[PATCH v5 07/13] KVM: arm64: Add support for userspace to suspend a vCPU

Reiji Watanabe reijiw at google.com
Wed Apr 20 20:12:31 PDT 2022


Hi Oliver,

On Sat, Apr 9, 2022 at 11:46 AM Oliver Upton <oupton at google.com> wrote:
>
> Introduce a new MP state, KVM_MP_STATE_SUSPENDED, which indicates a vCPU
> is in a suspended state. In the suspended state the vCPU will block
> until a wakeup event (pending interrupt) is recognized.
>
> Add a new system event type, KVM_SYSTEM_EVENT_WAKEUP, to indicate to
> userspace that KVM has recognized one such wakeup event. It is the
> responsibility of userspace to then make the vCPU runnable, or leave it
> suspended until the next wakeup event.
>
> Signed-off-by: Oliver Upton <oupton at google.com>
> ---
>  Documentation/virt/kvm/api.rst    | 37 +++++++++++++++++++++--
>  arch/arm64/include/asm/kvm_host.h |  1 +
>  arch/arm64/kvm/arm.c              | 49 +++++++++++++++++++++++++++++++
>  include/uapi/linux/kvm.h          |  2 ++
>  4 files changed, 87 insertions(+), 2 deletions(-)
>
> diff --git a/Documentation/virt/kvm/api.rst b/Documentation/virt/kvm/api.rst
> index d13fa6600467..d104e34ad703 100644
> --- a/Documentation/virt/kvm/api.rst
> +++ b/Documentation/virt/kvm/api.rst
> @@ -1476,14 +1476,43 @@ Possible values are:
>                                   [s390]
>     KVM_MP_STATE_LOAD             the vcpu is in a special load/startup state
>                                   [s390]
> +   KVM_MP_STATE_SUSPENDED        the vcpu is in a suspend state and is waiting
> +                                 for a wakeup event [arm64]
>     ==========================    ===============================================
>
>  On x86, this ioctl is only useful after KVM_CREATE_IRQCHIP. Without an
>  in-kernel irqchip, the multiprocessing state must be maintained by userspace on
>  these architectures.
>
> -For arm64/riscv:
> -^^^^^^^^^^^^^^^^
> +For arm64:
> +^^^^^^^^^^
> +
> +If a vCPU is in the KVM_MP_STATE_SUSPENDED state, KVM will emulate the
> +architectural execution of a WFI instruction.
> +
> +If a wakeup event is recognized, KVM will exit to userspace with a
> +KVM_SYSTEM_EVENT exit, where the event type is KVM_SYSTEM_EVENT_WAKEUP. If
> +userspace wants to honor the wakeup, it must set the vCPU's MP state to
> +KVM_MP_STATE_RUNNABLE. If it does not, KVM will continue to await a wakeup
> +event in subsequent calls to KVM_RUN.
> +
> +.. warning::
> +
> +     If userspace intends to keep the vCPU in a SUSPENDED state, it is
> +     strongly recommended that userspace take action to suppress the
> +     wakeup event (such as masking an interrupt).
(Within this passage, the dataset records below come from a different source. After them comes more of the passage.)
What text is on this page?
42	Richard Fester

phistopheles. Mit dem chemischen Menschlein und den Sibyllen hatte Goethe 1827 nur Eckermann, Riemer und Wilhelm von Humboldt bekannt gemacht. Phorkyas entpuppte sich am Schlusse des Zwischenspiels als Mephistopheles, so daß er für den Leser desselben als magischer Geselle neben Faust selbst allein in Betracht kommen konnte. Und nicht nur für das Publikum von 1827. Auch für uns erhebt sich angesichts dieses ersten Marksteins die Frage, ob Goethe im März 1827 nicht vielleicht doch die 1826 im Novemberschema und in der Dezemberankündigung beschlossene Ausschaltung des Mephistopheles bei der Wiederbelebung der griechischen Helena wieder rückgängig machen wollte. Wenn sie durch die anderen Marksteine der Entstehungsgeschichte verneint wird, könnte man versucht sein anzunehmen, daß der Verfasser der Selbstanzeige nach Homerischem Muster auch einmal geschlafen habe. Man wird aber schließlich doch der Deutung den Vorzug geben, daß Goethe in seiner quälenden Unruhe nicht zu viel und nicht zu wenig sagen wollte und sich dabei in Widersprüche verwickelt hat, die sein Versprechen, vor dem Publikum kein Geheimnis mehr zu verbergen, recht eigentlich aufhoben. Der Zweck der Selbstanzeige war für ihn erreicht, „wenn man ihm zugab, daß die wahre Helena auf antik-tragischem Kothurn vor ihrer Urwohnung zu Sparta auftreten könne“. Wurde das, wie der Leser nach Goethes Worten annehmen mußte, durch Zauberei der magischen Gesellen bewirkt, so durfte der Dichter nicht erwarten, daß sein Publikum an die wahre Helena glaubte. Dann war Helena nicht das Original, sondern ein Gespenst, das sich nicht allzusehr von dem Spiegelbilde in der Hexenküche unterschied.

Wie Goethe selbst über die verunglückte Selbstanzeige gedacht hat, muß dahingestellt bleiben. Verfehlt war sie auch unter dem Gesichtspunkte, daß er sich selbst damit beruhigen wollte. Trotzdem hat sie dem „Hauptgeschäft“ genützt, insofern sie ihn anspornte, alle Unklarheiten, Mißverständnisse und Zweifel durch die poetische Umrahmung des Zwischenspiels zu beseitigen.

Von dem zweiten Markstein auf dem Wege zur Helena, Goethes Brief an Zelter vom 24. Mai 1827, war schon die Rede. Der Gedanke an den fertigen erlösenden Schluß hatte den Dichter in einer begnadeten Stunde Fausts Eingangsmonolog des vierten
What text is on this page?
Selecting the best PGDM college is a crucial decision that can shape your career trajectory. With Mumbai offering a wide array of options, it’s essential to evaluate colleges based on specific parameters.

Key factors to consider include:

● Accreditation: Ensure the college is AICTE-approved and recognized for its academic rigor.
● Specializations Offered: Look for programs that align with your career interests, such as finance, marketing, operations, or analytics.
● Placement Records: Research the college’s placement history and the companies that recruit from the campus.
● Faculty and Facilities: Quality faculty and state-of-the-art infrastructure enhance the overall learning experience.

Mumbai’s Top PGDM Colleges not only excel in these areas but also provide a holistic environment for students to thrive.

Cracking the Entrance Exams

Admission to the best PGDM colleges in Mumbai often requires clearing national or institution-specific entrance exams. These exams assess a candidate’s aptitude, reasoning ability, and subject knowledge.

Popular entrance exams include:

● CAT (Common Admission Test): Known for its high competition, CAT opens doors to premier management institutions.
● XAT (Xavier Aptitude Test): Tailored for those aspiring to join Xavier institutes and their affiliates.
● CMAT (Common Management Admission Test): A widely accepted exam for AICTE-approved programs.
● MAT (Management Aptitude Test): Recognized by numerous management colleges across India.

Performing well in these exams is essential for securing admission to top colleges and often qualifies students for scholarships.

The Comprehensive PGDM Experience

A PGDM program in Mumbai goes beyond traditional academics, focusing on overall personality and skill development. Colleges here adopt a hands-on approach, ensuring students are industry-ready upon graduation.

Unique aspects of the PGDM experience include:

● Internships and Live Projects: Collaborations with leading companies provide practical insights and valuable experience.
Otherwise, subsequent
> +     calls to KVM_RUN will immediately exit with a KVM_SYSTEM_EVENT_WAKEUP
> +     event and inadvertently waste CPU cycles.
> +
> +     Additionally, if userspace takes action to suppress a wakeup event,
> +     it is strongly recommended that it also restores the vCPU to its
> +     original state when the vCPU is made RUNNABLE again. For example,
> +     if userspace masked a pending interrupt to suppress the wakeup,
> +     the interrupt should be unmasked before returning control to the
> +     guest.
> +
> +For riscv:
> +^^^^^^^^^^
>
>  The only states that are valid are KVM_MP_STATE_STOPPED and
>  KVM_MP_STATE_RUNNABLE which reflect if the vcpu is paused or not.
> @@ -5985,6 +6014,7 @@ should put the acknowledged interrupt vector into the 'epr' field.
>    #define KVM_SYSTEM_EVENT_SHUTDOWN       1
>    #define KVM_SYSTEM_EVENT_RESET          2
>    #define KVM_SYSTEM_EVENT_CRASH          3
> +  #define KVM_SYSTEM_EVENT_WAKEUP         4
>                         __u32 type;
>                         __u64 flags;
>                 } system_event;
> @@ -6009,6 +6039,9 @@ Valid values for 'type' are:
>     has requested a crash condition maintenance. Userspace can choose
>     to ignore the request, or to gather VM memory core dump and/or
>     reset/shutdown of the VM.
> + - KVM_SYSTEM_EVENT_WAKEUP -- the exiting vCPU is in a suspended state and
> +   KVM has recognized a wakeup event. Userspace may honor this event by
> +   marking the exiting vCPU as runnable, or deny it and call KVM_RUN again.
>
>  Valid flags are:
>
> diff --git a/arch/arm64/include/asm/kvm_host.h b/arch/arm64/include/asm/kvm_host.h
> index f3f93d48e21a..46027b9b80ca 100644
> --- a/arch/arm64/include/asm/kvm_host.h
> +++ b/arch/arm64/include/asm/kvm_host.h
> @@ -46,6 +46,7 @@
>  #define KVM_REQ_RECORD_STEAL   KVM_ARCH_REQ(3)
>  #define KVM_REQ_RELOAD_GICv4   KVM_ARCH_REQ(4)
>  #define KVM_REQ_RELOAD_PMU     KVM_ARCH_REQ(5)
> +#define KVM_REQ_SUSPEND                KVM_ARCH_REQ(6)
>
>  #define KVM_DIRTY_LOG_MANUAL_CAPS   (KVM_DIRTY_LOG_MANUAL_PROTECT_ENABLE | \
>                                      KVM_DIRTY_LOG_INITIALLY_SET)
> diff --git a/arch/arm64/kvm/arm.c b/arch/arm64/kvm/arm.c
> index efe54aba5cce..e9641b86d375 100644
> --- a/arch/arm64/kvm/arm.c
> +++ b/arch/arm64/kvm/arm.c
> @@ -444,6 +444,18 @@ bool kvm_arm_vcpu_stopped(struct kvm_vcpu *vcpu)
>         return vcpu->arch.mp_state.mp_state == KVM_MP_STATE_STOPPED;
>  }
>
> +static void kvm_arm_vcpu_suspend(struct kvm_vcpu *vcpu)
> +{
> +       vcpu->arch.mp_state.mp_state = KVM_MP_STATE_SUSPENDED;
> +       kvm_make_request(KVM_REQ_SUSPEND, vcpu);
> +       kvm_vcpu_kick(vcpu);

> +static void kvm_arm_vcpu_suspend(struct kvm_vcpu *vcpu)
> +{
> +       vcpu->arch.mp_state.mp_state = KVM_MP_STATE_SUSPENDED;
> +       kvm_make_request(KVM_REQ_SUSPEND, vcpu);
> +       kvm_vcpu_kick(vcpu);

Considering the patch 8 will remove the call to kvm_vcpu_kick()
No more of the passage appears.